Antonio Poscic – read an interview here

MC Yallah – Yallah Beibe
(Nyege Nyege Tapes)

MC Yallah's ability to fluidly switch from one superb flow to another is unparalleled. All the evidence you need is in Yallah Beibe's first track, 'Sikwebela'. Upon the call of a whimpering mallophone, she lures you in with a simple, standard flow – and promptly eviscerates the beat by rapping in double time. A pioneer of 'Lugaflow', or hip hop in the language of Luganda, Yallah is able to flourish her delivery with a nasal sneer unique to Luganda, or roll her tongue over a chugging industrial beat on 'Moss'. There are flashes of other styles to dig into across the album too, from dancehall ('Big Bung' with Ratigan Era) to grime flows ('Sunday') and even a verse that briefly echoes Nicki Minaj ('Yallah Beibe'). She never indulges too deeply in one genre – always resurfacing with her own personality and steady confidence.
Alex Rigotti – read the full review here

Cicada The Burrower – Blight Witch Regalia
(Blue Bedroom Records)

Although Cicada The Burrower has been playing with a number of different projects (such as Dolor, Weightless, and Hallowed Hands), this alias has remained her main vessel for the past decade. Blight Witch Regalia, in particular, feels like both the culmination of her work so far and the beginning of another stage of the transformative journey she started with 2017's The Great Nothing. If that album was a confrontation with demons through a simultaneously bleak and empowering mixture of atmospheric and raw black metal, then 2021's Corpseflower signalled the prudent but triumphant breaking of the pupa and Davis’s coming out as a trans woman. She poured this moment of self-discovery into a unique and utterly captivating blend of dark synth psychedelia, jazz, and progressive black metal. While Corpseflower symbolised psychological transformation, Blight Witch Regalia marks the exploration of a new physical reality.
Antonio Poscic – read the full review here

Jacques Puech – Gravir/Canon

This tape of bagpipes (French smallpipes to be precise) will bore a hole from the crown of your skull to the core of the earth. 'Canon' plays with five pipes in phased counterpoint, while 'Gravir' elaborates upon a Shepherd tone with a metronomic tapping, so you know time still exists and what it sounds like to count the seconds as you move ever closer towards the fate that awaits us all. Obliterate thyself.
Jennifer Lucy Allan – read the full review here

John Foxx – The Arcades Project

Passagenwerk was the mammoth writing project undertaken by cultural theorist Walter Benjamin between 1927 and 1940. First envisaged as an essay, it spiralled out of control, becoming a sprawling work of literary collage, covering theory, history, architecture and literature among many other subjects. As John Foxx notes on the release of this luxurious album named after the work, when he was an art student in the 1960s, the book was always referenced but never actually seen. Of course it wasn't published in full in English until 1999, somewhat breaking the spell, given it was still several years’ worth of edits and rewrites away from being the finished item, when Benjamin took his own life after the stress of trying to escape the forces of Nazi Germany. If it isn't too much of a presumption, this exquisite and refined solo piano work, itself a clear statement of late style, seems to be purely inspired by the feelings Foxx once imagined he would have if ever got his hands on the text and little to do with the reality; a fine addition to a body of work made by an artist always investigating memory and imagination.
John Doran


Lunch Money Life - 'Mother (feat. Lady Lykez & Suku Ward)'

Lunch Money Life have already established themselves as one of the most playful young bands in Britain, but such is the sharpness of this left turn from jazz into hard-hitting UK hip hop, dub, dancehall and psychedelia, that it's sure to take even the most well-acquainted by surprise.

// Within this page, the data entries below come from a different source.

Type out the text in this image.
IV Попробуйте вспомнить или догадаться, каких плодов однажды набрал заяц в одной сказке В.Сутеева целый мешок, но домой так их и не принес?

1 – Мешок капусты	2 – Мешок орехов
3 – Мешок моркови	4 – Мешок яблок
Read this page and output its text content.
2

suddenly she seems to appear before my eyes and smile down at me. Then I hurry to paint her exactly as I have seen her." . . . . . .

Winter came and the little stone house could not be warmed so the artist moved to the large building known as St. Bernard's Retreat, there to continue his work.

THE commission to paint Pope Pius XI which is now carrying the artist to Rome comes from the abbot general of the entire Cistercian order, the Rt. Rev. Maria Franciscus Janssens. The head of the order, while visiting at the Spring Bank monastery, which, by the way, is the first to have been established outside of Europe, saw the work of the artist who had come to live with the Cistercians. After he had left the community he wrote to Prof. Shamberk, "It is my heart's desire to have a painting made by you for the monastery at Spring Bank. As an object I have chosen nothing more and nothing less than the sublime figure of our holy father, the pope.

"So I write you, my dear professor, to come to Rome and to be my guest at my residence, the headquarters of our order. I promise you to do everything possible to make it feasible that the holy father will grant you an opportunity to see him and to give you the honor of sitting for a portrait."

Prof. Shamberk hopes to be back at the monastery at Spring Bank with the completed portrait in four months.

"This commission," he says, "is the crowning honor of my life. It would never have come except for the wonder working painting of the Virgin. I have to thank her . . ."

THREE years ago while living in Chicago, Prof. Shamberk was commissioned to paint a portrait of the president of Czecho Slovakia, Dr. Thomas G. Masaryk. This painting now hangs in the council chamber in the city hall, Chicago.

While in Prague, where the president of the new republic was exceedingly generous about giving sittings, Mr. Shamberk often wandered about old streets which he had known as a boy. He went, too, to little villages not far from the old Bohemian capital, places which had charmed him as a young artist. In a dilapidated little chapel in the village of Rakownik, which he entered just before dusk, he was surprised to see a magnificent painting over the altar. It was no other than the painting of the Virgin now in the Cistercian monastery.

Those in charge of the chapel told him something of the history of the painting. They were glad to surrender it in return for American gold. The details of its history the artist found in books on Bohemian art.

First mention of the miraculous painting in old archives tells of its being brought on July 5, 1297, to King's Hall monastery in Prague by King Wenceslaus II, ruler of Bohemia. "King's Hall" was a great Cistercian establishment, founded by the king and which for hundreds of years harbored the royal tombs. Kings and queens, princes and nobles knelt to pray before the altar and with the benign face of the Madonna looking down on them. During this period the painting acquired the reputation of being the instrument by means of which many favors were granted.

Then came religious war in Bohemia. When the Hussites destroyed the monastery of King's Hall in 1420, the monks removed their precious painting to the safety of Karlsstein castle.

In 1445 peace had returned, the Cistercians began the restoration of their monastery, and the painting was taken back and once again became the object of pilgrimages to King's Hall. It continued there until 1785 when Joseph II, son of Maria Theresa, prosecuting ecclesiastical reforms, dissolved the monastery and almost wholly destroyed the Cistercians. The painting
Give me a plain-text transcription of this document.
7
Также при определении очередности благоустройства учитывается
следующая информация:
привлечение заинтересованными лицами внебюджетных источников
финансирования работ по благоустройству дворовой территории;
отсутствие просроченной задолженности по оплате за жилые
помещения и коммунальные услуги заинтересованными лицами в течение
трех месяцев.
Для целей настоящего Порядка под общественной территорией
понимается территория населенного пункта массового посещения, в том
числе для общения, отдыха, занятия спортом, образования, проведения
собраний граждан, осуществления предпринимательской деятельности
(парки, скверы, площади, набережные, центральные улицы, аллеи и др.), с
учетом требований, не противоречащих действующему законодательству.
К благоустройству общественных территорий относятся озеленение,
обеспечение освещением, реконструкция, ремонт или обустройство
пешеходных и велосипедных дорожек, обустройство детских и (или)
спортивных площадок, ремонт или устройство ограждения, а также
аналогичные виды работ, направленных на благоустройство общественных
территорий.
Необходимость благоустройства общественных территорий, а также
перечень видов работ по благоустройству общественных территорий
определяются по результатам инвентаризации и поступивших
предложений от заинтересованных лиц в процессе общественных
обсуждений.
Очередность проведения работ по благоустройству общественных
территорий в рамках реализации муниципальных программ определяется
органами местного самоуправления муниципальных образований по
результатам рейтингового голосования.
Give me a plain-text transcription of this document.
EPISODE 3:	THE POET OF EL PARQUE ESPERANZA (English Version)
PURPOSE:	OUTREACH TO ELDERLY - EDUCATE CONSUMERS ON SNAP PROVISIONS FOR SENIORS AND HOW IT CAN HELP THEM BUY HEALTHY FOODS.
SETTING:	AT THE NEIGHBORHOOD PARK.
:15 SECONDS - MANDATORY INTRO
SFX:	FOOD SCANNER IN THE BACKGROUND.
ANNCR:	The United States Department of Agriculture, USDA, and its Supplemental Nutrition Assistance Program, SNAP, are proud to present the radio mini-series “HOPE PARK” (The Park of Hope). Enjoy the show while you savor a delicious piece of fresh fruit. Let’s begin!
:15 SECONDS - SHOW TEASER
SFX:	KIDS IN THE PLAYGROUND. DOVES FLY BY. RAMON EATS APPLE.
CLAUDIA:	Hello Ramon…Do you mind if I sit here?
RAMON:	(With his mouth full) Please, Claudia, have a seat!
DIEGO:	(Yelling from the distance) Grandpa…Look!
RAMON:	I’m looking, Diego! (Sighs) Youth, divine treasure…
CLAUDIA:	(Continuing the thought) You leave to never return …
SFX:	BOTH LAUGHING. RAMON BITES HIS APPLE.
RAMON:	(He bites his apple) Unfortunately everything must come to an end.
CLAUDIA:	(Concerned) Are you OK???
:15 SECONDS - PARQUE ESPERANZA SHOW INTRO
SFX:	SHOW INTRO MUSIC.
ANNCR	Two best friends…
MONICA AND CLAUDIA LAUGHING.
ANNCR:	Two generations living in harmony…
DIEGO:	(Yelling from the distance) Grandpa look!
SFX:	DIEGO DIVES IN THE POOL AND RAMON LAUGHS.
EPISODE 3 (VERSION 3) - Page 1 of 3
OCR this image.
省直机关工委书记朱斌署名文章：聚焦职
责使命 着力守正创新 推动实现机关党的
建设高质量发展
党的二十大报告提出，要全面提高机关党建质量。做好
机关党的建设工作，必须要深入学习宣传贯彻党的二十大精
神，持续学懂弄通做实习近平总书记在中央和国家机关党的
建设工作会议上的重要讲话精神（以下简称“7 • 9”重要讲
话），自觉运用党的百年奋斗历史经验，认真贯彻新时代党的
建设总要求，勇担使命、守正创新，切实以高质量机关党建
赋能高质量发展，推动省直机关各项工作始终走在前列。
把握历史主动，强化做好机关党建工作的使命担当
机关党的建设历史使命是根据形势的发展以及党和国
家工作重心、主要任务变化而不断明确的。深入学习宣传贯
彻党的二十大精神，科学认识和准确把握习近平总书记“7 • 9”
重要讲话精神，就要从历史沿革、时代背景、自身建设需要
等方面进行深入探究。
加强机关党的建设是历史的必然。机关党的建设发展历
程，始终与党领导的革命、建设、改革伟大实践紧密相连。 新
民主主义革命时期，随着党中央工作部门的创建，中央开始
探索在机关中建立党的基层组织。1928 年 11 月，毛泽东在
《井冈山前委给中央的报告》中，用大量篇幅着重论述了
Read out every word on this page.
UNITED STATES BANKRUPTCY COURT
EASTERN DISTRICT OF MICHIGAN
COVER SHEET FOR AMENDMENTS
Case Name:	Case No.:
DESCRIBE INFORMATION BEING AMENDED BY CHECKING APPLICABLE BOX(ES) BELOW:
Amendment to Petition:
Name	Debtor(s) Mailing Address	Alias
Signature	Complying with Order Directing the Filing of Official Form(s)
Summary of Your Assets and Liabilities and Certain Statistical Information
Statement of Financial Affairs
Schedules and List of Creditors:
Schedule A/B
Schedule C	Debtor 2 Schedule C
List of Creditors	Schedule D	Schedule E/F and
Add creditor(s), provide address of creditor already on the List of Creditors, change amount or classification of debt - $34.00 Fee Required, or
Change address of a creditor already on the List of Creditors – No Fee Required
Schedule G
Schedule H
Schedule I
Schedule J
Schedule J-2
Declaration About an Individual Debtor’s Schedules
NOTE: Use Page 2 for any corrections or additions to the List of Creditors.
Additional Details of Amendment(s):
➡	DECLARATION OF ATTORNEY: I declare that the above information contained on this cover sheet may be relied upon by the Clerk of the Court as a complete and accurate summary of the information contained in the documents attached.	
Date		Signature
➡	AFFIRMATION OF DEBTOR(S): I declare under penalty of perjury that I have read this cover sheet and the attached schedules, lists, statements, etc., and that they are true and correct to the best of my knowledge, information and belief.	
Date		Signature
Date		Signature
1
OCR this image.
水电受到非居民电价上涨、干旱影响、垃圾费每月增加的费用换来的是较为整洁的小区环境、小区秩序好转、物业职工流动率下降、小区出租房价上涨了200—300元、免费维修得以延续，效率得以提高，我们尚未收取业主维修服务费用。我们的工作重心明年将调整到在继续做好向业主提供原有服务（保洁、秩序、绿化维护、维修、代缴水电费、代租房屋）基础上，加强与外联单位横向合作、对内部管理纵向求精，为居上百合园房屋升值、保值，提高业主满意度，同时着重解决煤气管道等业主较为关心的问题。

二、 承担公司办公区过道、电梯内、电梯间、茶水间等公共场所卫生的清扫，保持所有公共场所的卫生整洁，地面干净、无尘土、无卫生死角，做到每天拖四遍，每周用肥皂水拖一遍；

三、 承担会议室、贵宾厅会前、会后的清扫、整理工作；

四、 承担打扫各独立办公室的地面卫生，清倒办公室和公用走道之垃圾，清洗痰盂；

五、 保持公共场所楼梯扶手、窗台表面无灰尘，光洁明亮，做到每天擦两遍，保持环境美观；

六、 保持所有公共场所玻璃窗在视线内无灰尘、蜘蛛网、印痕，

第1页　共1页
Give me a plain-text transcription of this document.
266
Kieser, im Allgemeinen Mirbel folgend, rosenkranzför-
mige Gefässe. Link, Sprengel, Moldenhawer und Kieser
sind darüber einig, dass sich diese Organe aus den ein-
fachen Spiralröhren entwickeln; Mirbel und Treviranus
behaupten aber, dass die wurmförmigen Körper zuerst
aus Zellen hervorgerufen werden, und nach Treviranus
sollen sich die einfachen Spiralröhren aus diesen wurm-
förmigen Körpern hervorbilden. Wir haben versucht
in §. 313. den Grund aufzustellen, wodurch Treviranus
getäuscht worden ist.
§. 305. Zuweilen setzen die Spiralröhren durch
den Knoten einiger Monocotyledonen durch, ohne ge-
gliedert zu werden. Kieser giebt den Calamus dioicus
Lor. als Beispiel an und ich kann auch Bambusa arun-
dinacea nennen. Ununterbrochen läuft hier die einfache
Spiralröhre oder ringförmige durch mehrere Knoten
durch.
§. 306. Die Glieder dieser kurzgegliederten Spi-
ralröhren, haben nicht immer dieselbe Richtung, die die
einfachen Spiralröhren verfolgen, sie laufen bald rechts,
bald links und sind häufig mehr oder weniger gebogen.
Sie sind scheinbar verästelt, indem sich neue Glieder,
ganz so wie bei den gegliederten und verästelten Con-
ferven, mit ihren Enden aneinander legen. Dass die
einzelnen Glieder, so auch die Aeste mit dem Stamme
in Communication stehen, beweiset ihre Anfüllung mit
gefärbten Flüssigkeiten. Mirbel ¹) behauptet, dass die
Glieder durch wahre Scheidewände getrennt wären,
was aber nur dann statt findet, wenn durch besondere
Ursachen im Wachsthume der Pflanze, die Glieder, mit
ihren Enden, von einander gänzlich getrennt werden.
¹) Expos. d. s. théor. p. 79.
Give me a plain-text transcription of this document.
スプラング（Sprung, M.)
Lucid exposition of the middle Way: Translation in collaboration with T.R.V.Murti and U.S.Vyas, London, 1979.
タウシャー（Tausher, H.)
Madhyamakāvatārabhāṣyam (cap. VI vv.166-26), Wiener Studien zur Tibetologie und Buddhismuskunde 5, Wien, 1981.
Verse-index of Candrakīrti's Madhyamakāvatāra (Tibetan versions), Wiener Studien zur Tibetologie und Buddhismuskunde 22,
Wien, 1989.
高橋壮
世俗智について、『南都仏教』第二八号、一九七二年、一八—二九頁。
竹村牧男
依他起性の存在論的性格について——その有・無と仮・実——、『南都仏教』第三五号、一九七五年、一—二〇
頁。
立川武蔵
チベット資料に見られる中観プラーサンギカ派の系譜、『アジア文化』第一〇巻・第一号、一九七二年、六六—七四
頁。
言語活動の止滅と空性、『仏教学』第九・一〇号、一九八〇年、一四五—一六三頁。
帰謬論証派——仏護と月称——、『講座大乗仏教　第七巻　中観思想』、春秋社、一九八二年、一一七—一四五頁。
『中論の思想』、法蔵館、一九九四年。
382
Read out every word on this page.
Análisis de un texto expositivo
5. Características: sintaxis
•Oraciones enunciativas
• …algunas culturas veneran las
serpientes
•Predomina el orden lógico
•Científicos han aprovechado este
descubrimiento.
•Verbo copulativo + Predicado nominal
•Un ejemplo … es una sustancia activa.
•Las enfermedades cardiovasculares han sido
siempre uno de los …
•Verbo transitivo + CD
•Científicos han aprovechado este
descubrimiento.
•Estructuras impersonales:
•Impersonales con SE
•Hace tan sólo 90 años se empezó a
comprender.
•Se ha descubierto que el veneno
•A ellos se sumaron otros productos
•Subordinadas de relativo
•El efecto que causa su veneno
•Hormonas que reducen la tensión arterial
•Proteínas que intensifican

Jellyskin – 'Bringer Of Brine'

Absolutely brilliant wonky electropop comes from Leeds duo Jellyskin with their excellently-titled new single 'Bringer Of Brine'. An unholy confection of peak Add N to (X) and Broadcast playing tweaky acid, it's another killer release from the increasingly brilliant Wrong Speed records. Jellyskin's new album, from the same label, also promises to be a highlight of the early summer. That one's called In Brine – salty!
Luke Turner

Minor Science – 'Workahol'

UK producer Minor Science's first new material in three years is an all-out rave assault that folds in elements of electro, hardcore and booty bass. Top it off with a screwface-inducing bassline and the customary fake-outs that have long been a feature of the producer's work, and you have one of 2023's first big dancefloor bangers.
Christian Eede

Wobbly – 'Not Home (with Mai Lingani)'

An extraordinary, shapeshifting cut from Wobbly's forthcoming LP Additional Kids. The fact that it contains so much, yet in no way represents the rest of the record is testament to the album's remarkable breadth.
Patrick Clarke

Blawan – 'Toast'

Blawan's shift in recent years towards using his distinctive modular sound to explore the outer reaches of techno has yielded some of his best and most playful material to date for me. 'Toast', the first taste of his forthcoming second EP for XL, centres around wobbly rhythms and warped acid-esque synths, and continues a hot streak that also extends across his recent work with Pariah as part of the project Karenn and Persher.
Christian Eede

Acid Klaus – 'You're A Freak (feat. Philly Piper)'

Man of a thousand monikers Adrian Flanagan's latest project Acid Klaus shows no sign of slowing down following last year's debut album Step On My Travelator. Brand new single 'You're A Freak' is an elegant and slinky banger of the highest order.
Patrick Clarke

Shit & Shine - 'Infinite Shite'

Arguably the epic central track to recent album 2222 & Airport, 'Infinite Shite', is a Shit And Shine dance floor weapon to match their electronic best. There's an unforgiving Byetone-style bass drone to give any Funktion-One rig a workout but that in itself is just setting the scene for some spleen bursting acid bass. Microscopic granularity throbs at the edges of perception, probably only fully accessible to those undergoing launch into space or killer shark attack. Or drugs.
John Doran

Nicky Wire – 'Contact Sheets'

Nicky Wire has been promising new material for some time, which he's variously described as "modern, electronic, soothsaying" and "off-kilter modern jazz and some C-86 indie vibes." This surprise Bandcamp release, which finds the Manics bassist on plaintive and elegant form, most certainly leans towards the former.
Patrick Clarke

Batu – 'Traverse'

Batu gets psychedelic on 'Traverse', the first cut to be unveiled from forthcoming EP For Spirits, the inaugural release on his new A Long Strange Dream imprint. Centred around syncopated drums and a gurgling bassline, it's another fine addition to the Timedance label boss' discography.
Christian Eede

Baxter Dury – 'Leon'

Maintaining his unique and louche charm, but also pushing himself subtly into a slinkier and altogether stranger new sound, 'Leon' finds Baxter Dury grappling with nepotism, privilege and status with typical irresistible wit.